TD Ameritrade Holding Corp. showed the full impact of the inevitable commoditization of trading in its first quarterly earnings report since cutting trading commissions late last year.
The Omaha, Neb.-based custodian and brokerage platform reported a spike in various forms of organic business growth that was juxtaposed with higher advertising expenses and a 37% drop in profits for its fiscal first quarter ended Dec. 31.
While trading-commission revenue dropped by 39% on a quarter-over-quarter basis, the company focused on the spike in trading volume, “which helped offset a portion of the revenue impact from zero commissions,” Steve Boyle, TD’s interim president and chief executive, said in a prepared statement.
“History was made on the first day of our new fiscal year when the cost to trade went to zero for most trades, resulting in a new world in discount brokerage where price no longer clouds the comparison for trades,” Mr. Boyle said.
Even though trading revenue represented about 30% of TD’s overall revenues prior to the fee cuts, brokerage platforms are partially recouping some of those lost commissions by selling the data from their higher trading volume to interested buyers, including hedge funds and quantitative analysts that glean information from the trading patterns.
According to Mr. Boyle, in the first quarter, TD’s volume averaged 1 million trades per day for the first time in the company’s history.
The company reported 38 days during the first quarter when trading eclipsed 1 million trades, which compares to 23 days with more than 1 million trades for all of the previous fiscal year.
“Trading is up roughly 40% January to date, averaging 1.4 million trades per day,” Mr. Boyle said.
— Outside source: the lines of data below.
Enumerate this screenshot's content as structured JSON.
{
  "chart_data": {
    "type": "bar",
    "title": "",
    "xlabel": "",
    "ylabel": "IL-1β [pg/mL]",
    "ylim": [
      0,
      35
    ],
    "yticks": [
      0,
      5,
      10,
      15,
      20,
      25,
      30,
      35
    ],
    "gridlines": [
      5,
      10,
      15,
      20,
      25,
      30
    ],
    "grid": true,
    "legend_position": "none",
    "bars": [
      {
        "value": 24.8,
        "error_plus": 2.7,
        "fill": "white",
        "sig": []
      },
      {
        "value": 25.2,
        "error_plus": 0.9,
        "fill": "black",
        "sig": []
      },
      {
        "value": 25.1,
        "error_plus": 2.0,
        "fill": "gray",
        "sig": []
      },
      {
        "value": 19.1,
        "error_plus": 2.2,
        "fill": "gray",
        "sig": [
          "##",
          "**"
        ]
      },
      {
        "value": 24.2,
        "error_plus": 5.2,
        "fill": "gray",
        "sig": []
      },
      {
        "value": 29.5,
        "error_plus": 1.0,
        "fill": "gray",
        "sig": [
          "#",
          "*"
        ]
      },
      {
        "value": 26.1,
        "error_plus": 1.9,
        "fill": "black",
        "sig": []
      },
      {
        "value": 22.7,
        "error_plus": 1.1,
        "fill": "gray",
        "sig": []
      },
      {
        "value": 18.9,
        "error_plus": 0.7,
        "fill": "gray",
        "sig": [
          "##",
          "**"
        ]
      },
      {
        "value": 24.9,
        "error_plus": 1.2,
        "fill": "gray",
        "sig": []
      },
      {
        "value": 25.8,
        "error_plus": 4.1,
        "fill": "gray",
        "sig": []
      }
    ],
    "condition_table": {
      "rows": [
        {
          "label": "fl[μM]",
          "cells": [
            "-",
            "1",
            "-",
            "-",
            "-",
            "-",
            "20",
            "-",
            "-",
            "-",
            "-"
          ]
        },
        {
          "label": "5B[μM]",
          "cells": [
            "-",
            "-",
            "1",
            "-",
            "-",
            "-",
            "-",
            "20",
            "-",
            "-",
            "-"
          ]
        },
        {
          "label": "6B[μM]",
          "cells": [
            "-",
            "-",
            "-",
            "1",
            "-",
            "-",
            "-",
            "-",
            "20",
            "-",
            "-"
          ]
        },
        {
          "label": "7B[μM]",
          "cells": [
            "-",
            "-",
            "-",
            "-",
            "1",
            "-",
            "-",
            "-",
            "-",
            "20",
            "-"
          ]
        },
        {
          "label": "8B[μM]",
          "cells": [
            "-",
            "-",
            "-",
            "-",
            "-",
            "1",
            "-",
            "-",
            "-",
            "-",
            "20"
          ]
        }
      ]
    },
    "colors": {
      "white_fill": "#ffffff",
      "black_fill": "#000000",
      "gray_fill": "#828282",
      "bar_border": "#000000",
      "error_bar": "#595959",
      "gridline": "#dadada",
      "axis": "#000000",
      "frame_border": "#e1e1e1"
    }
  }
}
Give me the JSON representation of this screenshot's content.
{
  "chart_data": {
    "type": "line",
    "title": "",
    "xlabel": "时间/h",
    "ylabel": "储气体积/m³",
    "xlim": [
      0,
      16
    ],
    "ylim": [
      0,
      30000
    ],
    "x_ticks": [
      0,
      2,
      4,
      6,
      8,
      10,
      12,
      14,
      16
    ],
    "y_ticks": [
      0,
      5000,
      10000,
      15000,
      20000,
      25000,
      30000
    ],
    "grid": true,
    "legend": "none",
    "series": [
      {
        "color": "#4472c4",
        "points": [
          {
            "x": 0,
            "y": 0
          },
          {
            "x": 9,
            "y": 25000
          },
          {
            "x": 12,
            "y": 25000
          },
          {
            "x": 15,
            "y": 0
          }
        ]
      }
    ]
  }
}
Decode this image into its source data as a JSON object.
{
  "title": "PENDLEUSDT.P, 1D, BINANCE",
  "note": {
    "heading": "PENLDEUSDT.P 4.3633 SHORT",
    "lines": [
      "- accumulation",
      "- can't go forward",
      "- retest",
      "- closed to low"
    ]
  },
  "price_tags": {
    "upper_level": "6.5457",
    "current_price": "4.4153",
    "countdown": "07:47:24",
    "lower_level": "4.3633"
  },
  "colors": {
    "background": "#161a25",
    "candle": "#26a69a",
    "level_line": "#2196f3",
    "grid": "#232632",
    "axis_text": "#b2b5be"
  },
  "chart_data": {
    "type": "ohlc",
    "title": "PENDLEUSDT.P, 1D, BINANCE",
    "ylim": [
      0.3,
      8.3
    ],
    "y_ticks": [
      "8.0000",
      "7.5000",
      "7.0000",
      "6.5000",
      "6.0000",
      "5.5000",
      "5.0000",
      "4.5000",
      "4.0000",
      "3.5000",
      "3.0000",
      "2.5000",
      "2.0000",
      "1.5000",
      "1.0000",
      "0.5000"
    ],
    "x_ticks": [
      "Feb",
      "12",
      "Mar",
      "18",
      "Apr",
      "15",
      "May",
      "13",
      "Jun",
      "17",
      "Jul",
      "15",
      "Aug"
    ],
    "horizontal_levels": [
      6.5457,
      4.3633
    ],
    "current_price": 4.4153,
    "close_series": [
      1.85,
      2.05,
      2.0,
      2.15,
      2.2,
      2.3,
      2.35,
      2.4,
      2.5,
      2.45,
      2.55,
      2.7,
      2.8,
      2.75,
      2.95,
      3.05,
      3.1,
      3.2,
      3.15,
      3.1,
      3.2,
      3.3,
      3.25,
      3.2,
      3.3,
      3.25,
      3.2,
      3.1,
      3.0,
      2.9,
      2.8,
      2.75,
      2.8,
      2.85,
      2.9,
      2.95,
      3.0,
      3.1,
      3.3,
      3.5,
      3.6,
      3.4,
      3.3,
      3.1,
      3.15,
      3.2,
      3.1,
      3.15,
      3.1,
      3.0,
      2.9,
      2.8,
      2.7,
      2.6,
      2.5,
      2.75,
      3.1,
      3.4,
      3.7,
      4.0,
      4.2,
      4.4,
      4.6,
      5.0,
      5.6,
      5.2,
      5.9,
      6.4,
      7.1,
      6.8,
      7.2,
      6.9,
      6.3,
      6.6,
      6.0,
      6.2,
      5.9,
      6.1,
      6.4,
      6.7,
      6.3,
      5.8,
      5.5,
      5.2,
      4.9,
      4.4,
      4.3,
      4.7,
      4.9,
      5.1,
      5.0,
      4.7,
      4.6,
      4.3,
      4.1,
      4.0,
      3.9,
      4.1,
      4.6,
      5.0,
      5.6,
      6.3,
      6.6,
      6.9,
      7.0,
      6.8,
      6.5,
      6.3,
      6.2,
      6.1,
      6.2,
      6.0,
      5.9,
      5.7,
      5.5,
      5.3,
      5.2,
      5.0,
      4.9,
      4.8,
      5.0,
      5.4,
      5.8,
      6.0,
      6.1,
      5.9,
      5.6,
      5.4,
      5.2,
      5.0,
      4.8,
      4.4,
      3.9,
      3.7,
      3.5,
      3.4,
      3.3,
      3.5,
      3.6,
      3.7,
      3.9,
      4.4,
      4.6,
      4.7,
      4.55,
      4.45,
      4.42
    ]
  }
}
Pauline Bell, equity analyst with CFRA, said that the reduced trading revenue was expected, but that she did not anticipate the increased marketing and advertising expenses that TD, along with other brokerages offering free trades, are having to absorb to compete for market share.
“Until Ameritrade cut commissions, they relied on being a premium provider based on the price they were charging,” she said. “Now they have to market their name to compete.”
The increased advertising costs are among the reasons Ms. Bell reduced her full-year earnings per share estimate for the company by 3 cents, to $3.01 per share.
Meanwhile, she is raising her full-year price target for TD stock by $8 to $53, a decision based almost entirely on the expectation that TD will be acquired by Charles Schwab Corp. within the next six to 10 months.
“The price target is tied to the merger, and the market is pricing in an 80% probability that the merger happens,” Ms. Bell said. “Combined, those two companies will have a more than 50% market share on the institutional side.”
The $1 billion breakup fee that will have to be absorbed if either party walks away for nonregulatory reasons is further insurance that the deal will go through.
In addition to the 11% increase year-over-year in average client trades per day, client assets were up 23%, interest-rate sensitive assets were up 4%, and net revenues were up 15%.